Beware—another telephone scam is on the rise, and if you’re not careful, it could cost you.
The Canada Revenue Agency (CRA) is warning taxpayers to watch out for scammers that call, impersonate official agents, and issue threats of court charges, jail time and even deportation for failure to pay a fake outstanding tax debt.
The caller then demands to be paid via some pretty unofficial means. For instance, they tend to ask the unsuspecting taxpayer to purchase prepaid credit cards and to stay on the phone with them to pass along the information. They may also request Western Union, MoneyGram or even your bank’s E-Transfer service.
“It’s a massive scam,” says Daniel Williams, a fraud specialist with the Canadian Anti-Fraud Centre. In fact, it’s the biggest phone scam they’re currently dealing with. Out of the 300 or so complaints the Centre can handle daily, lately up to one-third have been regarding the phony CRA callers.

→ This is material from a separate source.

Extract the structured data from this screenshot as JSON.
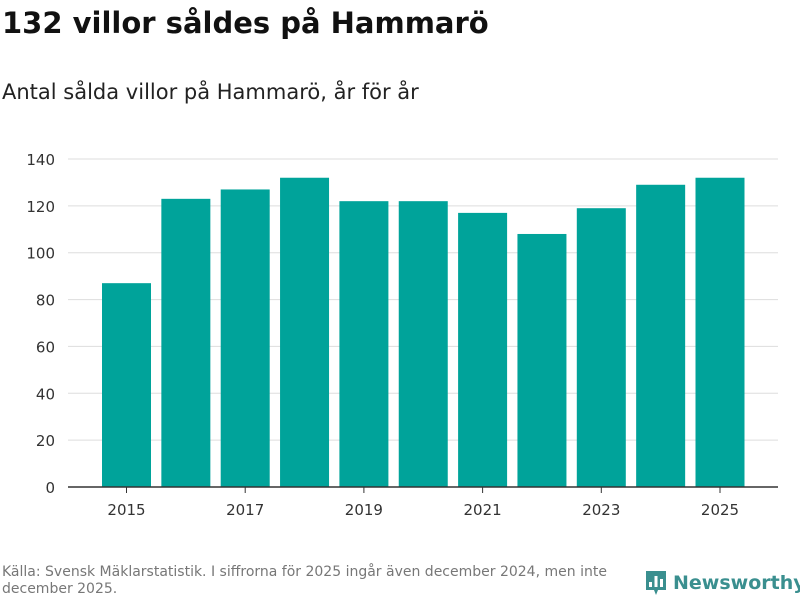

Williams says the amount of money that the fraudsters demand can be anywhere between $700 and $2,500. Authorities suspect that the criminals are scouring public online phone directories like Canada 411 to pick foreign-sounding names to target. The fraudsters are hoping their victims are recent immigrants that are less familiar with the practices of the CRA and therefore more likely to fall for their schemes.
The scammers can be very convincing if they capture your attention for a few minutes on the phone. They tell their victims that their taxes have been audited and they owe money. They assure their victims with ID numbers and case numbers to sound legitimate. And while the caller ID may display an Ottawa phone number, the scammers are usually using technology to “spoof” their actual location, which could further assuage the doubts of a gullible taxpayer.
Williams says that if you encounter what appears to be a CRA agent calling you for money, before you make any rash decisions, make sure to verify who exactly you’re talking to. Ask for a name, a case number and inform the caller that you will be contacting the Government of Canada for further information. If they balk, give you a bogus-sounding email or try to convince you to stay on the phone, be wary. A legitimate institution won’t mind if you get in touch by another means.
Another red flag, according to Williams, is if the caller has a sense of urgency. If they pressure you to act quickly or give you a deadline of a couple of hours to complete a payment, that’s a dead giveaway that something is up. “Real entities aren’t going to go out of business tomorrow,” he says. Scammers want to get their hands on your hard-earned money as soon as possible because they know that if you have a few moments to think and do a quick Google search or ask a friend, their jig is up.
Whereas these fraudsters try to strike fear in our law-abiding hearts, other scammers try to entice Canadians with the promise of extra benefits and refunds. These wily guys cast their net for victims via email rather than phone and wheedle out important personal information—including your SIN and bank details—under the guise of sending you more money, only to bleed you dry.
This scam is being sent to more people, since it’s a lot easier sending out a mass email than making personal phone calls. However, as Internet users become savvier, this type of ploy is attracting fewer victims than before. According to Williams, a red flag for this CRA scam is if the email starts with a generic “Dear Taxpayer,” which the real tax collector would never do. Alternatively, if your email address includes your name, these impostors may use that in the greeting instead, but watch out for bad spelling and grammar throughout the rest.
If you have received this call or email and have fallen for the ruse, Williams recommends immediately attempting to stop the transfer of money. Depending on how long it has been since the initial call, this may not be possible. Regardless of whether you can save your money, report the fraud to the police.
Here are some additional points to consider if you ever think you’re dealing with a scammer, taken from the CRA website.
- never requests prepaid credit cards;
- never asks for information about your passport, health card, or driver’s licence;
- never shares your taxpayer information with another person, unless you have provided the appropriate authorization; and
- never leaves personal information on your answering machine or asks you to leave a message containing your personal information on an answering machine.
When in doubt, ask yourself the following:
- Is there a reason that the CRA may be calling? Do I have a tax balance outstanding?
- Is the requester asking for information I would not include with my tax return?
- Is the requester asking for information I know the CRA already has on file for me?
- How did the requester get my email address or telephone number?
- Am I confident I know who is asking for the information?